I decided to leave the room for a few minutes and stopped by the business office to talk with someone about Dad’s remaining benefits. I knew that Mom had spoken with them while I was in Houston, but I was still confused about where we stood and what our options were. Marty was available and she explained that Dad had 35 more days of hospital coverage. She also explained that we would be able to get 100 days of coverage from a skilled nursing facility (SNiF). Other than the fact that I knew that one of my cousins had been in a SNiF, I didn’t know much about them.

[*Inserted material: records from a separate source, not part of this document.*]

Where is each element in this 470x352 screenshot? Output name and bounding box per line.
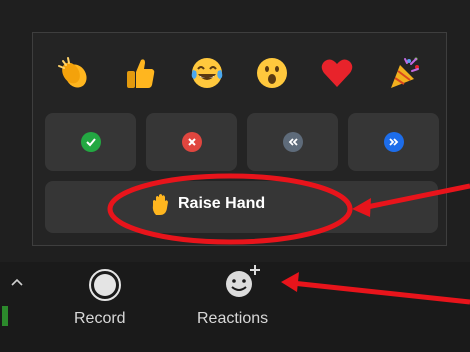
reactions-label[interactable]: Reactions xyxy=(197,310,268,328)
emoji-row xyxy=(55,51,425,95)
go-faster-button[interactable] xyxy=(348,113,439,171)
chevron-up-icon[interactable] xyxy=(10,274,24,292)
record-icon[interactable] xyxy=(88,268,122,307)
yes-button[interactable] xyxy=(45,113,136,171)
nonverbal-feedback-row xyxy=(45,113,441,171)
go-slower-button[interactable] xyxy=(247,113,338,171)
clapping-hands-icon[interactable] xyxy=(55,51,95,95)
reactions-panel xyxy=(32,32,447,246)
heart-icon[interactable] xyxy=(317,51,357,95)
reactions-icon[interactable] xyxy=(222,264,262,305)
open-mouth-icon[interactable] xyxy=(252,51,292,95)
raised-hand-icon xyxy=(150,193,172,222)
meeting-toolbar: Record Reactions xyxy=(0,262,470,352)
record-label[interactable]: Record xyxy=(74,310,126,328)
thumbs-up-icon[interactable] xyxy=(120,51,160,95)
check-icon xyxy=(80,132,101,152)
tears-of-joy-icon[interactable] xyxy=(187,51,227,95)
slower-icon xyxy=(282,132,303,152)
cross-icon xyxy=(181,132,202,152)
raise-hand-label: Raise Hand xyxy=(178,195,266,212)
green-indicator xyxy=(2,306,8,326)
no-button[interactable] xyxy=(146,113,237,171)
faster-icon xyxy=(383,132,404,152)
party-popper-icon[interactable] xyxy=(385,51,425,95)
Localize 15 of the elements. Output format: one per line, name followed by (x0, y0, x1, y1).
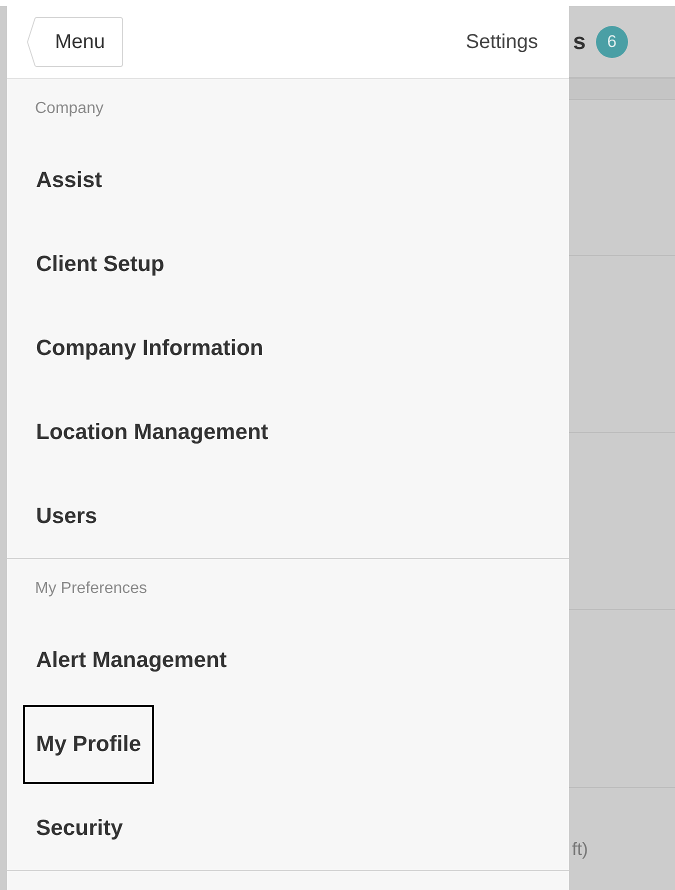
menu-item[interactable]: Company Information (23, 308, 276, 388)
menu-title: Settings (466, 30, 538, 54)
count-badge: 6 (596, 26, 628, 58)
section-heading: Company (35, 100, 104, 118)
back-button[interactable]: Menu (27, 17, 124, 67)
menu-item[interactable]: Assist (23, 140, 116, 220)
row-text-fragment: ft) (572, 839, 588, 860)
menu-item[interactable]: My Profile (23, 704, 154, 784)
menu-item[interactable]: Location Management (23, 392, 282, 472)
menu-item[interactable]: Users (23, 476, 110, 556)
section-heading: My Preferences (35, 580, 148, 598)
page-title-fragment: s (573, 28, 586, 55)
menu-item[interactable]: Alert Management (23, 620, 240, 700)
menu-item[interactable]: Client Setup (23, 224, 178, 304)
menu-item[interactable]: Security (23, 788, 136, 868)
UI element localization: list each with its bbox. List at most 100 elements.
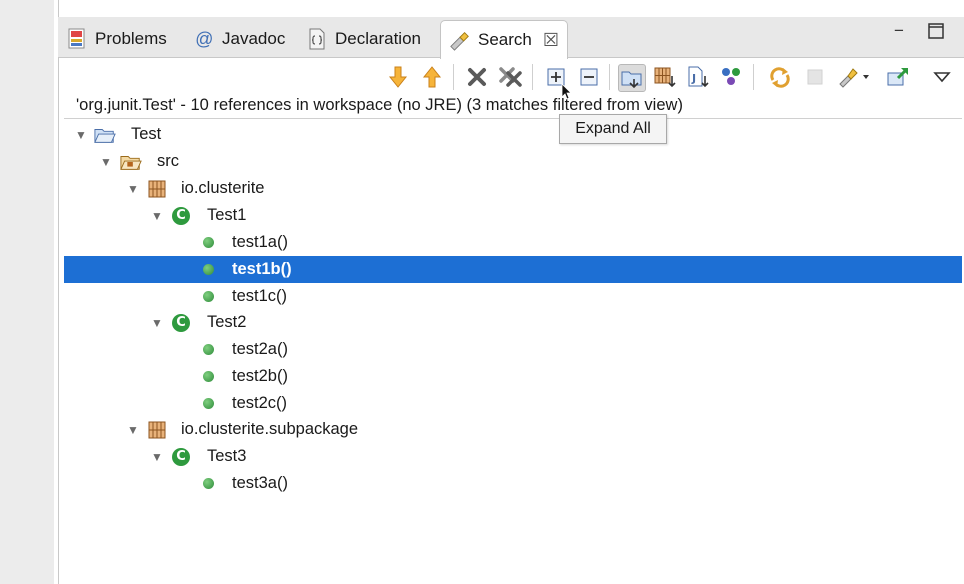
tree-node-label: test1a()	[232, 233, 288, 251]
tree-node-source-folder[interactable]: ▼ src	[64, 148, 962, 175]
expand-triangle-icon[interactable]: ▼	[127, 182, 139, 196]
class-icon: C	[170, 446, 192, 468]
group-by-type-button[interactable]	[719, 64, 745, 90]
view-menu-icon	[933, 72, 951, 83]
remove-selected-matches-button[interactable]	[464, 64, 490, 90]
search-flashlight-icon	[449, 29, 471, 51]
expand-triangle-icon[interactable]: ▼	[151, 209, 163, 223]
tree-node-label: test2a()	[232, 340, 288, 358]
source-folder-icon	[120, 151, 142, 173]
svg-text:J: J	[691, 72, 696, 85]
tree-node-method[interactable]: test2b()	[64, 363, 962, 390]
public-method-icon	[197, 473, 219, 495]
tree-node-class[interactable]: ▼ C Test1	[64, 202, 962, 229]
tab-label: Problems	[95, 29, 167, 48]
public-method-icon	[197, 366, 219, 388]
class-icon: C	[170, 312, 192, 334]
tree-node-class[interactable]: ▼ C Test2	[64, 309, 962, 336]
group-by-package-button[interactable]	[652, 64, 678, 90]
search-result-summary: 'org.junit.Test' - 10 references in work…	[76, 96, 683, 114]
expand-triangle-icon[interactable]: ▼	[151, 450, 163, 464]
collapse-all-icon	[580, 68, 598, 86]
tree-node-label: Test1	[207, 206, 247, 224]
tree-node-label: test1b()	[232, 260, 292, 278]
tree-node-method[interactable]: test1c()	[64, 283, 962, 310]
refresh-icon	[770, 67, 790, 88]
package-icon	[146, 178, 168, 200]
group-by-package-icon	[654, 67, 676, 88]
summary-divider	[64, 118, 962, 119]
toolbar-separator	[453, 64, 454, 90]
expand-triangle-icon[interactable]: ▼	[100, 155, 112, 169]
tree-node-label: Test3	[207, 447, 247, 465]
tree-node-label: test3a()	[232, 474, 288, 492]
group-by-project-icon	[621, 71, 642, 89]
tree-node-label: src	[157, 152, 179, 170]
tab-label: Declaration	[335, 29, 421, 48]
minimize-view-button[interactable]: −	[894, 21, 904, 41]
arrow-down-icon	[388, 66, 408, 88]
toolbar-separator	[609, 64, 610, 90]
tab-label: Javadoc	[222, 29, 286, 48]
pin-icon	[887, 68, 908, 86]
public-method-icon	[197, 286, 219, 308]
tree-node-method[interactable]: test2c()	[64, 390, 962, 417]
project-folder-icon	[94, 124, 116, 146]
tab-declaration[interactable]: Declaration	[306, 21, 421, 57]
remove-x-icon	[468, 68, 486, 86]
tree-node-label: io.clusterite.subpackage	[181, 420, 359, 438]
history-icon	[839, 68, 869, 88]
group-by-type-icon	[722, 68, 740, 85]
mouse-cursor-icon	[561, 83, 573, 106]
declaration-icon	[306, 28, 328, 50]
cancel-search-button[interactable]	[802, 64, 828, 90]
tree-node-label: io.clusterite	[181, 179, 265, 197]
tree-node-project[interactable]: ▼ Test	[64, 121, 962, 148]
pin-search-view-button[interactable]	[885, 64, 911, 90]
view-tab-bar: Problems @ Javadoc Declaration Search ☒ …	[58, 17, 964, 59]
public-method-icon	[197, 393, 219, 415]
toolbar-separator	[753, 64, 754, 90]
group-by-file-icon: J	[688, 66, 709, 88]
tree-node-method[interactable]: test2a()	[64, 336, 962, 363]
at-sign-icon: @	[194, 28, 214, 49]
expand-all-tooltip: Expand All	[559, 114, 667, 144]
tab-javadoc[interactable]: @ Javadoc	[193, 21, 285, 57]
view-menu-button[interactable]	[929, 64, 955, 90]
tree-node-label: Test	[131, 125, 162, 143]
tree-node-method-selected[interactable]: test1b()	[64, 256, 962, 283]
public-method-icon	[197, 339, 219, 361]
previous-match-button[interactable]	[419, 64, 445, 90]
tree-node-package[interactable]: ▼ io.clusterite.subpackage	[64, 416, 962, 443]
tree-node-label: test1c()	[232, 287, 288, 305]
expand-triangle-icon[interactable]: ▼	[151, 316, 163, 330]
package-icon	[146, 419, 168, 441]
toolbar-separator	[532, 64, 533, 90]
search-view-toolbar: J	[58, 58, 964, 96]
tree-node-package[interactable]: ▼ io.clusterite	[64, 175, 962, 202]
collapse-all-button[interactable]	[576, 64, 602, 90]
group-by-file-button[interactable]: J	[685, 64, 711, 90]
arrow-up-icon	[422, 66, 442, 88]
tree-node-class[interactable]: ▼ C Test3	[64, 443, 962, 470]
tree-node-method[interactable]: test3a()	[64, 470, 962, 497]
expand-triangle-icon[interactable]: ▼	[127, 423, 139, 437]
close-tab-icon[interactable]: ☒	[543, 30, 559, 51]
tab-label: Search	[478, 30, 532, 49]
expand-triangle-icon[interactable]: ▼	[75, 128, 87, 142]
remove-all-matches-button[interactable]	[498, 64, 524, 90]
tab-search[interactable]: Search ☒	[440, 20, 569, 59]
maximize-view-button[interactable]	[928, 23, 944, 44]
refresh-search-button[interactable]	[767, 64, 793, 90]
class-icon: C	[170, 205, 192, 227]
tab-problems[interactable]: Problems	[66, 21, 167, 57]
public-method-icon	[197, 259, 219, 281]
remove-all-icon	[499, 67, 522, 87]
search-history-button[interactable]	[835, 64, 873, 90]
tree-node-method[interactable]: test1a()	[64, 229, 962, 256]
group-by-project-button[interactable]	[618, 64, 646, 92]
tree-node-label: Test2	[207, 313, 247, 331]
next-match-button[interactable]	[385, 64, 411, 90]
left-margin	[0, 0, 54, 584]
tree-node-label: test2b()	[232, 367, 288, 385]
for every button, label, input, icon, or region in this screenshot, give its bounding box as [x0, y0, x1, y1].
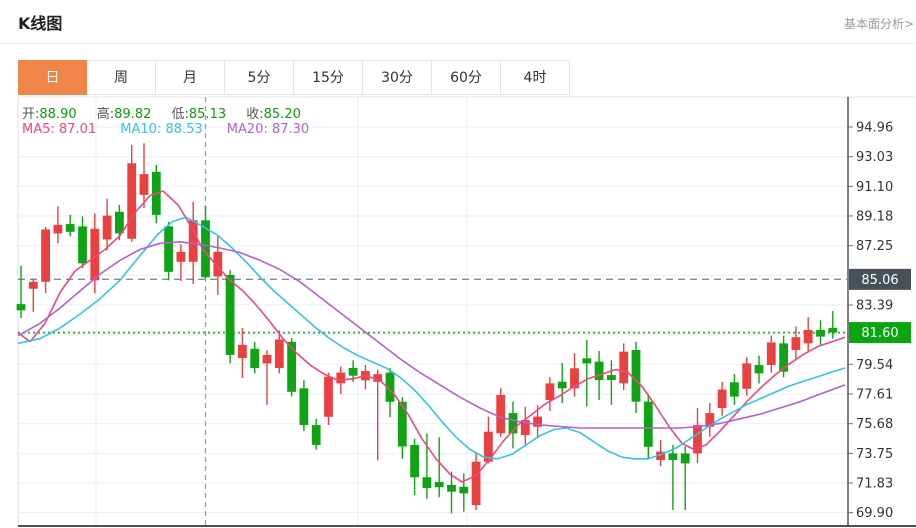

Shortly after I returned to the room, Jennifer stopped by for a physical therapy session with Dad. He greeted her by telling her that he felt that he could stand and sit in the chair in his room, versus the cardiac chair. However, she hadn’t been in his room very long before he started complaining of fatigue, which was common for dialysis days. He also told her that he wanted to go home today. Although patients usually get into the Stryker chair from a lying-down position, Jennifer said that she would show Dad how he could stand and pivot into the chair from the bed. Dad felt that he was up to the task and was surprised when he couldn’t do it. Jennifer tried to use his failure to complete the task as a teaching moment about the importance of physical therapy, but I didn’t think that it did much good. She was able to transfer him to the chair after she put a gait belt on him.
Dad stayed in the chair for the remainder of the afternoon. Considering how dialysis usually saps his strength, he was having a pretty good afternoon. While he was still in the chair, the respiratory therapist stopped by and said that his breathing had improved and that they probably would not need to put him back on CPAP tonight.
Around 4:00 P.M., I called for Michelle, his nurse, to help move him back into bed. Dad had had a full day and was starting to get tired. Except for the few tense minutes of discussion about leaving, we had had a pretty good day. Mom and I left the hospital hoping that Dad would sleep well.